The People’s Bank of China will cut outstanding mortgage rates for individual borrowers by an average of 0.5 percentage point, Governor Pan Gongsheng said at a press conference on Tuesday.
The minimum down-payment ratio on second home purchases will be lowered to 15% from 25%.
The plan, confirming earlier reports by Bloomberg News, underscores Beijing’s urgency to stem a housing-led slowdown in Asia’s largest economy as it faces the prospect of increasing protectionism and a shaky global outlook. The moves comes as economists at banks including UBS Group AG, JPMorgan Chase & Co and Bank of America Corp. predicted that China will fall short of delivering on its growth target this year.
A Bloomberg Intelligence gauge of Chinese property developer shares rose as much as 4.9% on Tuesday morning before paring the gain to 1.5% as of 10:10am. The index has slid 33% from this year’s high in mid-May.
“This package is China’s biggest and widest supporting measures on home loans yet, as it covers both new home-buying and outstanding purchases,” said Yan Yuejin, vice president of Shanghai E-house’s research arm.
Policymakers have taken forceful steps to lower financing costs this year including scrapping a central government-guided mortgage rate floor for first home purchases. But such moves have mostly benefited new property buyers, exacerbating the disparity with existing homeowners that has driven a wave of early mortgage repayments and strained lenders in recent years.

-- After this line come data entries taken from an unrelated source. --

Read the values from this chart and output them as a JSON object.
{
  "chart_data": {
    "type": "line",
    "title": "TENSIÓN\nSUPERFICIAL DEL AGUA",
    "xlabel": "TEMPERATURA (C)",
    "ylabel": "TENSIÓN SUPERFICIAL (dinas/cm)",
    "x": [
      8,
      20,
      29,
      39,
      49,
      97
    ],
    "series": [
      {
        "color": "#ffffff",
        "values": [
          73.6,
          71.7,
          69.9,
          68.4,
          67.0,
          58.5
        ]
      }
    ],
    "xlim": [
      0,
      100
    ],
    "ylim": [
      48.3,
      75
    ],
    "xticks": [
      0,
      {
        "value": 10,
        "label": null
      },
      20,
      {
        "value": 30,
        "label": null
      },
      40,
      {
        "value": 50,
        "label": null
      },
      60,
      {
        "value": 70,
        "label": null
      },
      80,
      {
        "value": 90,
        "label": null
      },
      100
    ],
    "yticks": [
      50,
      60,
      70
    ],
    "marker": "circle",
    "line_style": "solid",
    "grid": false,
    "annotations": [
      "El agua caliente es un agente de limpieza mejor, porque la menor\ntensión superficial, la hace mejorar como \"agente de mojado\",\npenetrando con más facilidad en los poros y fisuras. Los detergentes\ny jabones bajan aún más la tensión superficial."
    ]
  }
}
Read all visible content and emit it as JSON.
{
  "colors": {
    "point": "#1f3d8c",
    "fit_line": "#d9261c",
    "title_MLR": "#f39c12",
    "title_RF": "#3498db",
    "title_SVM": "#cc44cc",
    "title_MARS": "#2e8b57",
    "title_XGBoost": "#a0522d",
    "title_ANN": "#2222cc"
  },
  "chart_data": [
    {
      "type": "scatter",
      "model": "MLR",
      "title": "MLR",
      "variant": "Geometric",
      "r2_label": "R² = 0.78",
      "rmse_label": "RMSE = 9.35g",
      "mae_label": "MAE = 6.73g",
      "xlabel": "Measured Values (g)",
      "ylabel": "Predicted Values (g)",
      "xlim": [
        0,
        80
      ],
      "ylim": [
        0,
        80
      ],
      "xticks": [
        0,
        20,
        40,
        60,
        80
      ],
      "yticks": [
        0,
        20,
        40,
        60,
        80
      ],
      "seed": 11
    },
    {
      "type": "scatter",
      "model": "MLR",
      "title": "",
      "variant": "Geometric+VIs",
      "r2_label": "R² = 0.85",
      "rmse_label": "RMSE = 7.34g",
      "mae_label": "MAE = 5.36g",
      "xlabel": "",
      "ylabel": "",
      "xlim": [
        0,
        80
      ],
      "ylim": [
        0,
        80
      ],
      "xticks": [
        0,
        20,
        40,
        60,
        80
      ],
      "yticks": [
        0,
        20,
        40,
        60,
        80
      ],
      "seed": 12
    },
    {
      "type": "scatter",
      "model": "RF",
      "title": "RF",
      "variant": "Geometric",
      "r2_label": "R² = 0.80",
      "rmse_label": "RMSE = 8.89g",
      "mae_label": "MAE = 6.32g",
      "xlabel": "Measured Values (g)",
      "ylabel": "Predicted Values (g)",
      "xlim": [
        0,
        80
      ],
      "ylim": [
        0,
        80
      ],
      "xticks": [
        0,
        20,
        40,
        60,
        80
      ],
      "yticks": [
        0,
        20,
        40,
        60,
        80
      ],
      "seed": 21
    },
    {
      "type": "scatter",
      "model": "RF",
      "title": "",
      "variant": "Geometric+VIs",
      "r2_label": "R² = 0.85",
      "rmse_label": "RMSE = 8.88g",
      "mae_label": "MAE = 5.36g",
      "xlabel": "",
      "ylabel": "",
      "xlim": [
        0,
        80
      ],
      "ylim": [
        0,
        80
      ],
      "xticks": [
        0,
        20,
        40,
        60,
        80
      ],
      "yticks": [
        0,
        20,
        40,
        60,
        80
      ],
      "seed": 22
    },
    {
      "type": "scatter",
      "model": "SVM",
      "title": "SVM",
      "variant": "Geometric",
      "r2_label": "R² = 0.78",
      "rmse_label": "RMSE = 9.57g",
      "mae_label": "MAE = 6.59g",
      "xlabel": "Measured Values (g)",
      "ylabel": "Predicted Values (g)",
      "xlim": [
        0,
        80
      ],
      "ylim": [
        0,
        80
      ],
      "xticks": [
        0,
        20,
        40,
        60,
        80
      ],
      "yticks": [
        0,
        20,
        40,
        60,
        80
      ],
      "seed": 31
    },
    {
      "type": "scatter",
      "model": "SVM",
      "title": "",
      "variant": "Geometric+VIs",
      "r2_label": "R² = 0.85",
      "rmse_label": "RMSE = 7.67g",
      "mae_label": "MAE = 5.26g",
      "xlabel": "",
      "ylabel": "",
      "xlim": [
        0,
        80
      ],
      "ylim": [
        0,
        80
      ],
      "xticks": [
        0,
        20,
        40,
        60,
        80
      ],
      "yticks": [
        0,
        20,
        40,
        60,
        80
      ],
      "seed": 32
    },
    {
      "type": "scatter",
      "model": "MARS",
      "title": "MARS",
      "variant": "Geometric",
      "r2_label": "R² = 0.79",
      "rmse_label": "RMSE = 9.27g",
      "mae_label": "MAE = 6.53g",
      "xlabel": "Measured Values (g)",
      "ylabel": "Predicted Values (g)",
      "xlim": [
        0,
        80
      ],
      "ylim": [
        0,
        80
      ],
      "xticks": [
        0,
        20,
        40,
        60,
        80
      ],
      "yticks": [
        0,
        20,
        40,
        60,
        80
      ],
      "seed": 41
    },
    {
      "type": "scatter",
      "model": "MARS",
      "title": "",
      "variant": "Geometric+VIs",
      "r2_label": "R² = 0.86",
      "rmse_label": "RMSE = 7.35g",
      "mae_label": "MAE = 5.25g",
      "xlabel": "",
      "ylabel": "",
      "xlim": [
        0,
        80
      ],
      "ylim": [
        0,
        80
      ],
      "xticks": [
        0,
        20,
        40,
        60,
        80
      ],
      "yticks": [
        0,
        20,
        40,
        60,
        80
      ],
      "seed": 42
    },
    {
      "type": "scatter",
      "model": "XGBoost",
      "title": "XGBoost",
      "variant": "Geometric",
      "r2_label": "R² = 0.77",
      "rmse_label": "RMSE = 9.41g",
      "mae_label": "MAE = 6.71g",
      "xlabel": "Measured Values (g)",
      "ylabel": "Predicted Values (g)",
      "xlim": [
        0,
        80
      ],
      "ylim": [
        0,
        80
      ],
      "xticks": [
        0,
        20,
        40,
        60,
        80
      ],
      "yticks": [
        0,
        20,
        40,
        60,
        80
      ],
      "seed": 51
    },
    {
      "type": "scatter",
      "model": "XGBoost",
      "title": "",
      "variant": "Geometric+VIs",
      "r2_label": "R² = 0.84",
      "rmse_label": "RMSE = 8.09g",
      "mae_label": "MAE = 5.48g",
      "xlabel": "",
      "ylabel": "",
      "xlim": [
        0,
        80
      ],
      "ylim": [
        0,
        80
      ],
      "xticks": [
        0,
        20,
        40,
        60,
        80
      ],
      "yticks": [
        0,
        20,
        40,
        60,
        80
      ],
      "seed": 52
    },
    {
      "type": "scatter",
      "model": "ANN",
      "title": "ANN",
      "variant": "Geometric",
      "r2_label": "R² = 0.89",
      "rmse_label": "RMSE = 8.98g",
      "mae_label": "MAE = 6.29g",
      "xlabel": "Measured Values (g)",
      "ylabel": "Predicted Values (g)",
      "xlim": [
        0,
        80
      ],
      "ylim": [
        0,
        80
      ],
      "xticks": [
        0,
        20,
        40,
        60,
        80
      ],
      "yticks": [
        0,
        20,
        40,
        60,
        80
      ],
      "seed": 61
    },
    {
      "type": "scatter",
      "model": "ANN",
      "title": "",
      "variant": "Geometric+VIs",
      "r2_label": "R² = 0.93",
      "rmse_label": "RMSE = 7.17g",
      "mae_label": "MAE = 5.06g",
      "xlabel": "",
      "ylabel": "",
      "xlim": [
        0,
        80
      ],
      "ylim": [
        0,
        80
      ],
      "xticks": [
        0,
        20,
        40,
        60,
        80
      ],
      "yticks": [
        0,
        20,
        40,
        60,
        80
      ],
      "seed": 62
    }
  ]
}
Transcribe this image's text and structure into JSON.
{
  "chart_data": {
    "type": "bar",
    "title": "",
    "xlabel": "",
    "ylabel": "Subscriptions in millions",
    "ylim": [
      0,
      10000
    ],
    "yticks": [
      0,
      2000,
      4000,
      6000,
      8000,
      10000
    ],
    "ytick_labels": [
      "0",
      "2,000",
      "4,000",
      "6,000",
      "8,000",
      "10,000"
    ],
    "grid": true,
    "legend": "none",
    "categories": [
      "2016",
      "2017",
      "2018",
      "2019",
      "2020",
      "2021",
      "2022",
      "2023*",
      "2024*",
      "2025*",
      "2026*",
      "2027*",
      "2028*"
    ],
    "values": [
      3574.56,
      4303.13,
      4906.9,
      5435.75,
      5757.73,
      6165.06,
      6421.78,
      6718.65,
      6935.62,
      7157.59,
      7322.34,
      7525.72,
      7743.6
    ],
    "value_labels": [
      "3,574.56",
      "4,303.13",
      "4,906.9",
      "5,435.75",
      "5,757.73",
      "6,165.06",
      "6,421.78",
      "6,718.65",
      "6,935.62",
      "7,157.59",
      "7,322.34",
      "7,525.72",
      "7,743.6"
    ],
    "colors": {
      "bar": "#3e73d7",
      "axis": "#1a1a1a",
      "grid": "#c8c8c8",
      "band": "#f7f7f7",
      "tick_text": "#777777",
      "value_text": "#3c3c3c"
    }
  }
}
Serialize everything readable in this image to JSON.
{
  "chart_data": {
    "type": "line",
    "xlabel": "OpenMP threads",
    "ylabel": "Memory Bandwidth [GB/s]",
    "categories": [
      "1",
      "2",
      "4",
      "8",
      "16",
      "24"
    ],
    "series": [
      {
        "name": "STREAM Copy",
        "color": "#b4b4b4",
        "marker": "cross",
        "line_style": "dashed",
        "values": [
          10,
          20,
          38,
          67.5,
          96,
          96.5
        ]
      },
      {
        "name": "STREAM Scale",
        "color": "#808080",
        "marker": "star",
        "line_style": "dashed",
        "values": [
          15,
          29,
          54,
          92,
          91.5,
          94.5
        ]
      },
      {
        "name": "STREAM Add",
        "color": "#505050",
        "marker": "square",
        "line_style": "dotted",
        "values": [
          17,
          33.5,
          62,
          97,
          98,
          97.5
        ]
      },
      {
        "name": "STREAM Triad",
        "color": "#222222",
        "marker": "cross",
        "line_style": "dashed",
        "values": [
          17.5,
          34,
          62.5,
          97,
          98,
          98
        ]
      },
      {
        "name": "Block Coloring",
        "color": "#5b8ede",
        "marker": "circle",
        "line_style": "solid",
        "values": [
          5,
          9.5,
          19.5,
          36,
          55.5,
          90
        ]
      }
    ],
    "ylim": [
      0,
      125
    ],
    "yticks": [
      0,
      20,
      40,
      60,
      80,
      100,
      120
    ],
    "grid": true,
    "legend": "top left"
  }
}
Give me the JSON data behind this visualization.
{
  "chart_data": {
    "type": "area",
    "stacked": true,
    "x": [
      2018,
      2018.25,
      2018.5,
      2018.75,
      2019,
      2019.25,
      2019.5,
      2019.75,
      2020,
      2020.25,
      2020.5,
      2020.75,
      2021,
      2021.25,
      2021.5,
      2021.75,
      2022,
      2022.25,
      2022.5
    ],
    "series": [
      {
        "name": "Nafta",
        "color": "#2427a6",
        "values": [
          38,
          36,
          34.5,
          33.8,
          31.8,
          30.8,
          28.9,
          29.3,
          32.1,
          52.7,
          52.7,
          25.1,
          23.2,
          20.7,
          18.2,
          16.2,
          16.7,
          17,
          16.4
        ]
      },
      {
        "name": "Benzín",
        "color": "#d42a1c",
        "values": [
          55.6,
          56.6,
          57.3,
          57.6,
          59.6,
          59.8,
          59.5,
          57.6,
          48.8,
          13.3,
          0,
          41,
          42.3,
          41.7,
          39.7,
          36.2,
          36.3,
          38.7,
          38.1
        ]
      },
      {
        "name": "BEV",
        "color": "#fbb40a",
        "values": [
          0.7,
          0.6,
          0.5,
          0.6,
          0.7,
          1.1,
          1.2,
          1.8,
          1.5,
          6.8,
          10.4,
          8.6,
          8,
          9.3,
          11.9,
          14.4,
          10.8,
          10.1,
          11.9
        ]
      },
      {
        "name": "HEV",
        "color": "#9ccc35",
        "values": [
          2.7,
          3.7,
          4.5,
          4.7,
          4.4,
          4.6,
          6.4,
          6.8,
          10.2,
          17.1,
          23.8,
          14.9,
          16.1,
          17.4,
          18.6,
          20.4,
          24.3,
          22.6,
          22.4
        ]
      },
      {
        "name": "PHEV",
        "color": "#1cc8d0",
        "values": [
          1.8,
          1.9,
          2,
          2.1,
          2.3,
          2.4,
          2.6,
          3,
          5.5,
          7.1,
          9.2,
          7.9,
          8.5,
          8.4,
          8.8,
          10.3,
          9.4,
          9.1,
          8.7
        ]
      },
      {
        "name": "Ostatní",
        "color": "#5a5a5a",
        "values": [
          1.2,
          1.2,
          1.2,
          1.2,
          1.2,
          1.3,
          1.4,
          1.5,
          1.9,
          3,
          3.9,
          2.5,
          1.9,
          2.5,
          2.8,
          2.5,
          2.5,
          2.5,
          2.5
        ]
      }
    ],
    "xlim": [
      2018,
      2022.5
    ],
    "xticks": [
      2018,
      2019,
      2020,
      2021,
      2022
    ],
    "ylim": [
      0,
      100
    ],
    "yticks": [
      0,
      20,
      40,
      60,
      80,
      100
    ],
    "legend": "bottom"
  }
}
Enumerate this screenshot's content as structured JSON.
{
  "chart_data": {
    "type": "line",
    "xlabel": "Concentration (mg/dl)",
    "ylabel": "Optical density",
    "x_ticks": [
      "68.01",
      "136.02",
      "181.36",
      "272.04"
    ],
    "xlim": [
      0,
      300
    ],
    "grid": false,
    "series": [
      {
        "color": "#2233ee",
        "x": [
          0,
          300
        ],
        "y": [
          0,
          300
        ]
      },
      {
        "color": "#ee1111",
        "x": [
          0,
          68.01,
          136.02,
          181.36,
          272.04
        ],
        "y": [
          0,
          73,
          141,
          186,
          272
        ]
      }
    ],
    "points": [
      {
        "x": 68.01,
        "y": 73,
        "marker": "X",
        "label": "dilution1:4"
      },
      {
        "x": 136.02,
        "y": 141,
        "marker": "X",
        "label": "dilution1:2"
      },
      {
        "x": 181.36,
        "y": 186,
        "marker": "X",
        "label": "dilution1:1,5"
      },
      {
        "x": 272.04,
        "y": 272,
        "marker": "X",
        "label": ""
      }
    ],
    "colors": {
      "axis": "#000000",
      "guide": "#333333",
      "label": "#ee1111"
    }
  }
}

Currently, existing mortgages carry an average interest rate of about 4%, compared with 3.2% on newly-issued loans for a first home and 3.5% for a second home, according to data compiled by China Real Estate Information Corp. in late August.
The move will ease mortgage burdens an estimated 150 million people, cutting their annual interest expenses by about 150 billion yuan, Pan said. While China has pushed average mortgage costs to a record low this year, most households haven’t benefited because banks won’t reprice existing loans until next year.
Still, it will likely add pressure on the nation’s biggest banks, which have been struggling with record low margins, sinking profits and rising bad loans.
Pan said the new round of interest rate adjustments will have a neutral impact on bank profits and margins, given that more funding is freed up and deposit rates will follow suit. Officials also announced on Tuesday they would add capital to the largest lenders.
Banks have resorted to multiple deposit rate cuts to mitigate the impact of lower loan rates. Combined profits at China’s commercial lenders rose 0.4% in the first half, the slowest pace since 2020, according to official data. The sector’s net interest margins have continued to decline, hitting a record low of 1.54% at the end of June, well below the 1.8% threshold regarded as necessary to maintain reasonable profitability.
The reduction to the minimum down-payment ratio for second-home buyers follows a sizable cut to 25% in May. Top regulators have said China will support homebuyer demand to upgrade to bigger homes.
China’s real estate crisis is now into its fourth year with no signs of letting up. The slump in home sales deepened in August as the impact of policy loosening measures waned and buyers were deterred by expectations for prices to keep falling.